Biz yerel yöneticiler olarak hiç kimseyi ötekileştirmemeliyiz. Geldiğimiz günden bu yana görevlendirmelerde kimsenin siyasi görüşüne bakmadık. Liyakat ve yetkinlik esastır. İhtiyaç duyulan pozisyona uygun beceriye sahip insanlar arasından seçim yaptık. Bursa Büyükşehir Belediyemizin de aynı anlayışla hareket ettiğini biliyoruz.
İkinci büyük sorun, bağımlılık. Bu, sadece Gemlik’in değil, Türkiye’nin sorunu. Bu konuda da çok ciddi bir toplumsal iş birliğine ihtiyacımız var. Bu bağlamda “Yetenek Sizden, Destek Bizden” projesini geçtiğimiz yıl başlattık. Milli Eğitim Müdürlüğümüz ve Kaymakamlığımızla birlikte imzalanan protokolle 2.000 öğrencimiz projeye dahil oldu. Sekiz farklı branşta yapılan çalışmalar, öğrencilerin sosyal hayata katılımını artırdı.
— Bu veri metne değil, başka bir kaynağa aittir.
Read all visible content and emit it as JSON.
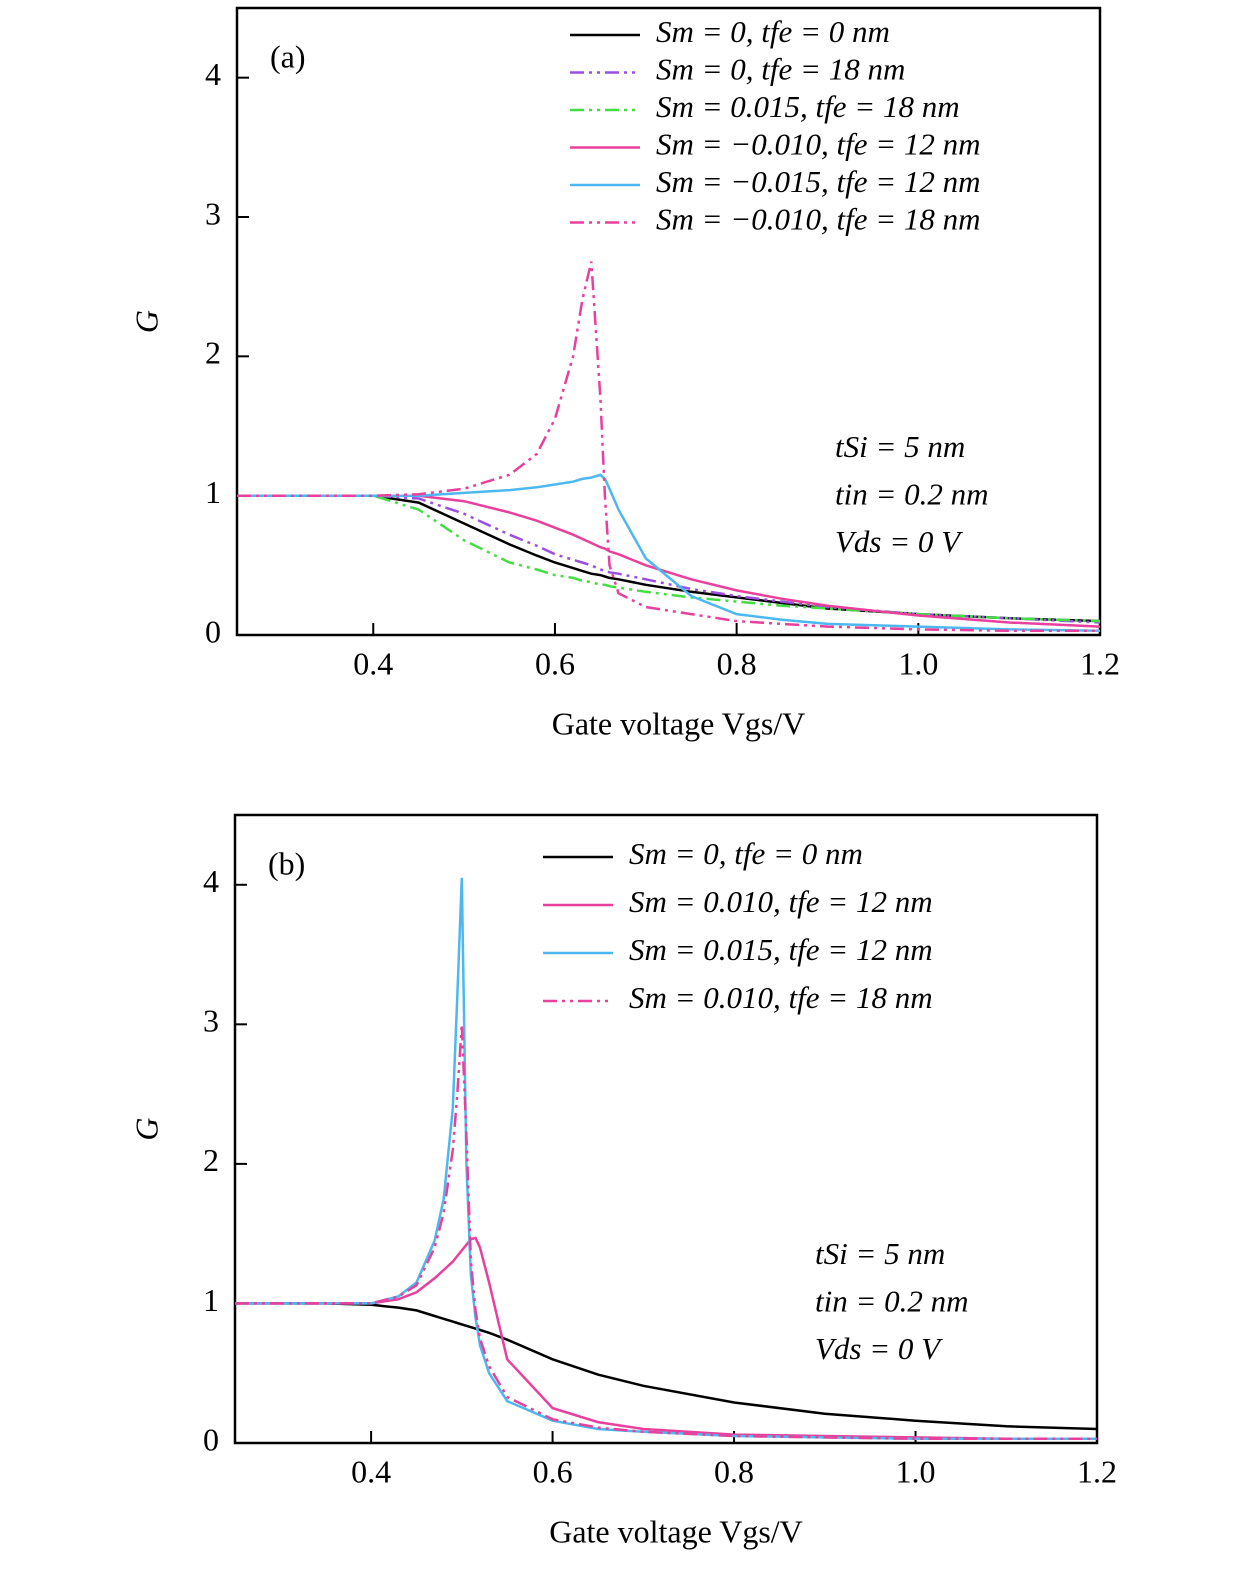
{
  "chart_data": [
    {
      "type": "line",
      "panel_label": "(a)",
      "x_label": "Gate voltage Vgs/V",
      "y_label": "G",
      "xlim": [
        0.25,
        1.2
      ],
      "ylim": [
        0,
        4.5
      ],
      "xticks": [
        0.4,
        0.6,
        0.8,
        {
          "value": 1,
          "label": "1.0"
        },
        1.2
      ],
      "yticks": [
        0,
        1,
        2,
        3,
        4
      ],
      "legend": "upper right",
      "annotations": [
        "tSi = 5 nm",
        "tin = 0.2 nm",
        "Vds = 0 V"
      ],
      "x": [
        0.25,
        0.3,
        0.35,
        0.4,
        0.45,
        0.5,
        0.55,
        0.58,
        0.6,
        0.62,
        0.63,
        0.64,
        0.65,
        0.655,
        0.66,
        0.67,
        0.7,
        0.75,
        0.8,
        0.85,
        0.9,
        1.0,
        1.1,
        1.2
      ],
      "series": [
        {
          "name": "Sm = 0, tfe = 0 nm",
          "color": "#000000",
          "dash": "solid",
          "values": [
            1,
            1,
            1,
            1,
            0.95,
            0.8,
            0.65,
            0.57,
            0.52,
            0.48,
            0.46,
            0.44,
            0.43,
            0.42,
            0.41,
            0.4,
            0.36,
            0.31,
            0.27,
            0.23,
            0.19,
            0.15,
            0.12,
            0.1
          ]
        },
        {
          "name": "Sm = 0, tfe = 18 nm",
          "color": "#9b4fe0",
          "dash": "dash-dot-dot",
          "values": [
            1,
            1,
            1,
            1,
            0.98,
            0.87,
            0.72,
            0.64,
            0.58,
            0.54,
            0.52,
            0.5,
            0.47,
            0.46,
            0.45,
            0.44,
            0.4,
            0.33,
            0.28,
            0.24,
            0.2,
            0.15,
            0.12,
            0.09
          ]
        },
        {
          "name": "Sm = 0.015, tfe = 18 nm",
          "color": "#44dd44",
          "dash": "dash-dot-dot",
          "values": [
            1,
            1,
            1,
            1,
            0.9,
            0.68,
            0.52,
            0.47,
            0.43,
            0.41,
            0.39,
            0.38,
            0.36,
            0.36,
            0.35,
            0.34,
            0.31,
            0.27,
            0.24,
            0.21,
            0.19,
            0.15,
            0.12,
            0.1
          ]
        },
        {
          "name": "Sm = −0.010, tfe = 12 nm",
          "color": "#e8409c",
          "dash": "solid",
          "values": [
            1,
            1,
            1,
            1,
            1,
            0.96,
            0.88,
            0.82,
            0.77,
            0.72,
            0.69,
            0.66,
            0.63,
            0.62,
            0.6,
            0.58,
            0.5,
            0.4,
            0.32,
            0.26,
            0.21,
            0.14,
            0.09,
            0.06
          ]
        },
        {
          "name": "Sm = −0.015, tfe = 12 nm",
          "color": "#4db8f0",
          "dash": "solid",
          "values": [
            1,
            1,
            1,
            1,
            1,
            1.02,
            1.04,
            1.06,
            1.08,
            1.1,
            1.12,
            1.13,
            1.15,
            1.12,
            1.05,
            0.9,
            0.55,
            0.28,
            0.15,
            0.11,
            0.08,
            0.06,
            0.04,
            0.03
          ]
        },
        {
          "name": "Sm = −0.010, tfe = 18 nm",
          "color": "#e8409c",
          "dash": "dash-dot-dot",
          "values": [
            1,
            1,
            1,
            1,
            1.01,
            1.05,
            1.15,
            1.3,
            1.55,
            2.0,
            2.4,
            2.68,
            1.7,
            1.0,
            0.5,
            0.3,
            0.2,
            0.15,
            0.1,
            0.08,
            0.06,
            0.04,
            0.03,
            0.03
          ]
        }
      ]
    },
    {
      "type": "line",
      "panel_label": "(b)",
      "x_label": "Gate voltage Vgs/V",
      "y_label": "G",
      "xlim": [
        0.25,
        1.2
      ],
      "ylim": [
        0,
        4.5
      ],
      "xticks": [
        0.4,
        0.6,
        0.8,
        {
          "value": 1,
          "label": "1.0"
        },
        1.2
      ],
      "yticks": [
        0,
        1,
        2,
        3,
        4
      ],
      "legend": "upper right",
      "annotations": [
        "tSi = 5 nm",
        "tin = 0.2 nm",
        "Vds = 0 V"
      ],
      "x": [
        0.25,
        0.3,
        0.35,
        0.4,
        0.43,
        0.45,
        0.47,
        0.48,
        0.49,
        0.495,
        0.5,
        0.505,
        0.51,
        0.515,
        0.52,
        0.53,
        0.55,
        0.6,
        0.65,
        0.7,
        0.8,
        0.9,
        1.0,
        1.1,
        1.2
      ],
      "series": [
        {
          "name": "Sm = 0, tfe = 0 nm",
          "color": "#000000",
          "dash": "solid",
          "values": [
            1,
            1,
            1,
            0.99,
            0.97,
            0.95,
            0.91,
            0.89,
            0.87,
            0.86,
            0.85,
            0.84,
            0.83,
            0.82,
            0.81,
            0.79,
            0.74,
            0.6,
            0.49,
            0.41,
            0.29,
            0.21,
            0.16,
            0.12,
            0.1
          ]
        },
        {
          "name": "Sm = 0.010, tfe = 12 nm",
          "color": "#e8409c",
          "dash": "solid",
          "values": [
            1,
            1,
            1,
            1,
            1.03,
            1.08,
            1.18,
            1.24,
            1.3,
            1.34,
            1.38,
            1.42,
            1.46,
            1.47,
            1.4,
            1.15,
            0.6,
            0.25,
            0.15,
            0.1,
            0.06,
            0.05,
            0.04,
            0.03,
            0.03
          ]
        },
        {
          "name": "Sm = 0.015, tfe = 12 nm",
          "color": "#4db8f0",
          "dash": "solid",
          "values": [
            1,
            1,
            1,
            1,
            1.05,
            1.15,
            1.45,
            1.75,
            2.4,
            3.2,
            4.05,
            2.0,
            1.2,
            0.9,
            0.7,
            0.5,
            0.3,
            0.16,
            0.1,
            0.08,
            0.05,
            0.04,
            0.03,
            0.03,
            0.03
          ]
        },
        {
          "name": "Sm = 0.010, tfe = 18 nm",
          "color": "#e8409c",
          "dash": "dash-dot-dot",
          "values": [
            1,
            1,
            1,
            1,
            1.05,
            1.13,
            1.4,
            1.65,
            2.1,
            2.5,
            3.0,
            2.2,
            1.3,
            0.95,
            0.75,
            0.55,
            0.33,
            0.17,
            0.11,
            0.08,
            0.05,
            0.04,
            0.03,
            0.03,
            0.03
          ]
        }
      ]
    }
  ]
}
Projeyi daha da genişletmek istedik ama ekonomik koşullar maalesef sınır koydu. Yine de kararlılıkla çalışmalarımıza devam ediyoruz.
Biz geldiğimiz günden bu yana kimseyi ayırmadan, ötekileştirmeden, gerçek bir halkçı ve sosyal belediyecilik anlayışıyla sahada olmaya çalışıyoruz. Bu anlayışımızı görev süremiz boyunca inatla ve kararlılıkla sürdüreceğiz.
Basına da bu noktada büyük görev düşüyor. Lütfen sahaya gelin, bizimle birlikte görün. Eleştiriniz varsa da başımızın üstünde yeri var. Biz bundan ders çıkarır ve kendimizi geliştiririz. Önemli olan samimi olmak ve birlikte çözüm aramak. Eğer bunu başarabilirsek, hem Gemlik’i hem Türkiye’yi daha iyi bir geleceğe taşıyabiliriz.”